Slow-braised pork shank with creamy mash

These slow-braised pork shanks are seared to a deep golden crust, then gently braised in a rich red wine and beef stock until the meat is completely tender and falling off the bone. Served over silky creamy mash and finished with a glossy, flavour-packed jus, this is a showstopping dish that rewards patience with every bite.

Cut:

Ingredients

For the pork shanks

  • 4 pork shanks
  • 2 tablespoons oil
  • 2 teaspoons coarse salt
  • 1 teaspoon black pepper
  • 1 teaspoon smoked paprika
  • 1 teaspoon dried thyme
  • 1 teaspoon dried rosemary
  • 1 large onion, roughly chopped
  • 4 garlic cloves, minced
  • 2 tablespoons tomato paste
  • 250 ml red wine
  • 500 ml beef stock
  • 2 fresh thyme sprigs
  • 1 bay leaf

For the creamy mash

  • 1 kg potatoes, peeled and chopped
  • 60 ml butter
  • 125 ml warm cream or milk
  • Salt and white pepper to taste

Method

Prepare and sear the shanks: Preheat your oven to 160°C. Pat the pork shanks dry with paper towel. Mix the coarse salt, black pepper, smoked paprika, dried thyme, and dried rosemary together and rub the spice mixture generously all over each shank. Heat the oil in a large heavy-based pot or Dutch oven over medium-high heat. Sear the shanks in batches, turning regularly, for 8-10 minutes until deeply browned on all sides. Remove and set aside.

Build the braise: In the same pot, reduce the heat to medium and add the chopped onion. Cook for 4-5 minutes until softened, scraping up any caramelised bits from the base of the pot. Add the garlic and cook for a further minute. Stir in the tomato paste and cook for 2 minutes until it darkens slightly. Pour in the red wine and allow it to bubble and reduce for 3 minutes. Add the beef stock, fresh thyme sprigs, and bay leaf, and stir to combine.

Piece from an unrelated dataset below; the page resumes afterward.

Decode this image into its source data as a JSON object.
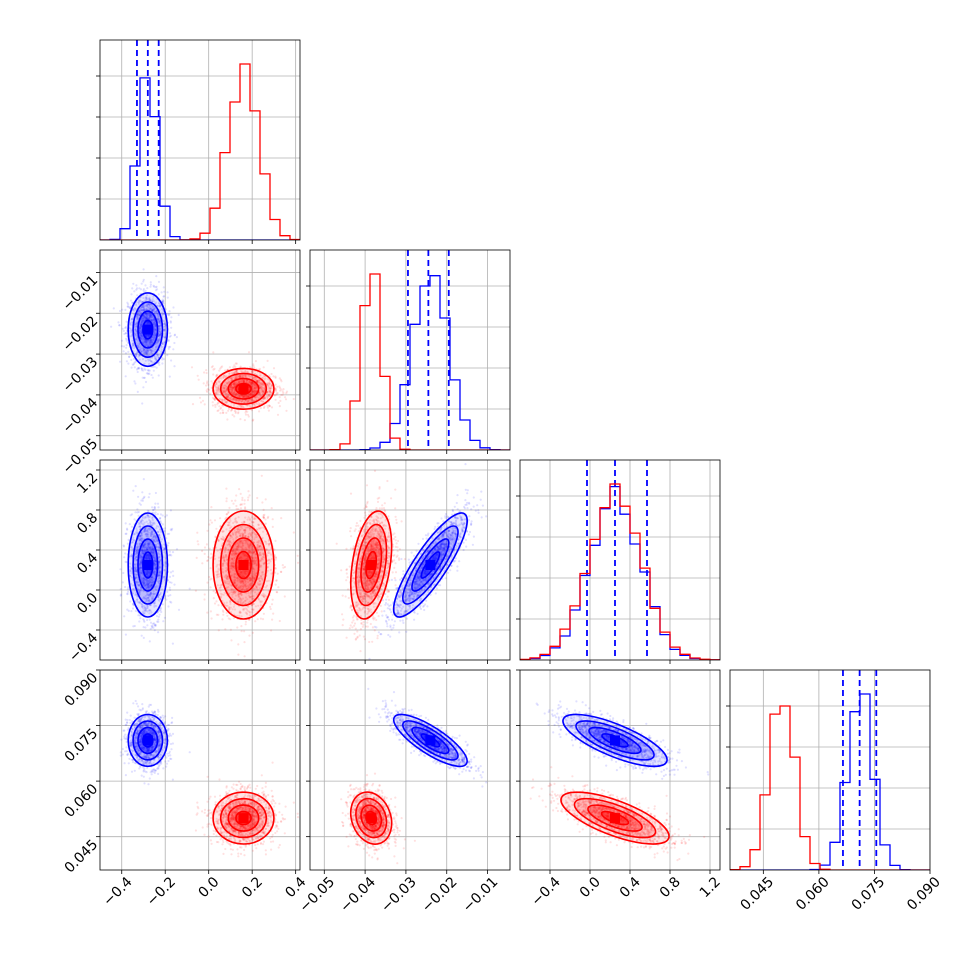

Braise the shanks: Return the seared shanks to the pot, ensuring they are at least halfway submerged in the liquid. Bring to a gentle simmer, then cover with a lid and transfer to the preheated oven. Braise for 2.5 to 3 hours, turning the shanks once halfway through, until the meat is completely tender and pulling away from the bone.

Make the creamy mash: About 30 minutes before the shanks are done, boil the potatoes in salted water until completely tender, about 20 minutes. Drain well and mash thoroughly. Beat in the butter and warm cream or milk until the mash is smooth and creamy. Season with salt and white pepper to taste, and keep warm.

Finish the jus: Remove the shanks from the pot and set aside to rest. Discard the bay leaf and thyme sprigs. If the braising liquid is thin, simmer it on the stovetop over medium heat for 5-10 minutes until reduced to a glossy, sauce-like consistency. Taste and adjust seasoning.

Serve: Spoon a generous mound of creamy mash onto each plate. Place a shank on top and spoon the red wine jus over and around. Garnish with fresh thyme flowers or fresh herb sprigs.

The shanks can be braised a day ahead and stored in their cooking liquid in the fridge overnight. Reheat gently on the stovetop, covered, before serving. This resting time actually improves the flavour. For a richer jus, strain the braising liquid, skim off any surface fat, and reduce it further before serving. Pork shanks are an economical cut that deliver exceptional results when given enough time in a low, slow braise.